Section: Application Domains

Vibrations-based monitoring

Detecting and localizing damages for monitoring the integrity of structural and mechanical systems is a topic of growing interest, due to the aging of many engineering constructions and machines and to increased safety norms. Many current approaches still rely on visual inspections or local non destructive evaluations performed manually. This includes acoustic, ultrasonic, radiographic or eddy-current methods; magnet or thermal field techniques, .... These experimental approaches assume an a priori knowledge and the accessibility of a neighborhood of the damage location. Automatic global vibration-based monitoring techniques have been recognized to be useful alternatives to those local evaluations [31] . However this has led to actual damage monitoring systems only in the field of rotating machines.

A common feature of the structures to be monitored (e.g. civil engineering structures subject to hurricanes or earthquakes, but also swell, wind and rain; aircrafts subject to strength and turbulences, ...) is the following. These systems are subject to both fast and unmeasured variations in their environment and small slow variations in their vibrating characteristics. The available data (measurements from e.g. strain gauges or accelerometers) do not separate the effects of the external forces from the effect of the structure. The external forces vary more rapidly than the structure itself (fortunately !), damages or fatigues on the structure are of interest, while any change in the excitation is meaningless. Expert systems based on a human-like exploitation of recorded spectra can hardly work in such a case : the changes of interest (1% in eigenfrequencies) are visible neither on the signals nor on their spectra. A global health monitoring method must rather rely on a model that will help in discriminating between the two mixed causes of the changes that are contained in the measurements.

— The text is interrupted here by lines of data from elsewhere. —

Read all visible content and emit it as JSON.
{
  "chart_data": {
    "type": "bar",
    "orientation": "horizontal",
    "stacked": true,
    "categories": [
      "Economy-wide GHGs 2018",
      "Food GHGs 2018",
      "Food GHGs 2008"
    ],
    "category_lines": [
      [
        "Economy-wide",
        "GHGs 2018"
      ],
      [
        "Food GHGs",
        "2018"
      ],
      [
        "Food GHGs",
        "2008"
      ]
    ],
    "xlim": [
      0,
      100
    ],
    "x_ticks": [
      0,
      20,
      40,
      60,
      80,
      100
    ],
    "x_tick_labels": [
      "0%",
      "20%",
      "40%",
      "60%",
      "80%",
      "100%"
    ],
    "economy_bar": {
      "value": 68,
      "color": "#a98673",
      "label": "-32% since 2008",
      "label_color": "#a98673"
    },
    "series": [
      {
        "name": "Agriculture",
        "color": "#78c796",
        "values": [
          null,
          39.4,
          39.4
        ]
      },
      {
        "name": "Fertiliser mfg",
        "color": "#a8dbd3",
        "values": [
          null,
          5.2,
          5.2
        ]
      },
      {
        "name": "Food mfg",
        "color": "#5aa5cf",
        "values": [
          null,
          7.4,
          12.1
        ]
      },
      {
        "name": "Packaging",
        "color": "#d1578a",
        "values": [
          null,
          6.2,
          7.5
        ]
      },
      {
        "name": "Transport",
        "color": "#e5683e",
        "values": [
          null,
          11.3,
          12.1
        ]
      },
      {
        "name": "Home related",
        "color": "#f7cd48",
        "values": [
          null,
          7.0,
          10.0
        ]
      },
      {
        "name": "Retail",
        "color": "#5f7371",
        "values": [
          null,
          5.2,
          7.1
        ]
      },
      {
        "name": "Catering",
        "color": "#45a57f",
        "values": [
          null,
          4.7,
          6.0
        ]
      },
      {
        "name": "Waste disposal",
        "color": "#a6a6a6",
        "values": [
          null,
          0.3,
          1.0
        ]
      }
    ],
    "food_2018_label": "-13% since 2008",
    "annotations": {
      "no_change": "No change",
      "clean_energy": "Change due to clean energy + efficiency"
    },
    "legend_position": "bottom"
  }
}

Classical modal analysis and vibration monitoring methods basically process data registered either on test beds or under specific excitation or rotation speed conditions. However there is a need for vibration monitoring algorithms devoted to the processing of data recorded in-operation, namely during the actual functioning of the considered structure or machine, without artificial excitation, speeding down or stopping.

Health monitoring techniques based on processing vibration measurements basically handle two types of characteristics: the structural parameters (mass, stiffness, flexibility, damping) and the modal parameters (modal frequencies, and associated damping values and mode-shapes); see [35] and references therein. A central question for monitoring is to compute changes in those characteristics and to assess their significance. For the frequencies, crucial issues are then: how to compute the changes, to assess that the changes are significant, to handle correlations among individual changes. A related issue is how to compare the changes in the frequencies obtained from experimental data with the sensitivity of modal parameters obtained from an analytical model. Furthermore, it has been widely acknowledged that, whereas changes in frequencies bear useful information for damage detection, information on changes in (the curvature of) mode-shapes is mandatory for performing damage localization. Then, similar issues arise for the computation and the significance of the changes. In particular, assessing the significance of (usually small) changes in the mode-shapes, and handling the (usually high) correlations among individual mode-shape changes are still considered as open questions [35] , [31] .

Controlling the computational complexity of the processing of the collected data is another standard monitoring requirement, which includes a limited use of an analytical model of the structure. Moreover, the reduction from the analytical model to the experimental model (truncated modal space) is known to play a key role in the success of model-based damage detection and localization.

The approach which we have been developing, based on the foundations in modules  3.2 3.5 , aims at addressing all the issues and overcoming the limitations above.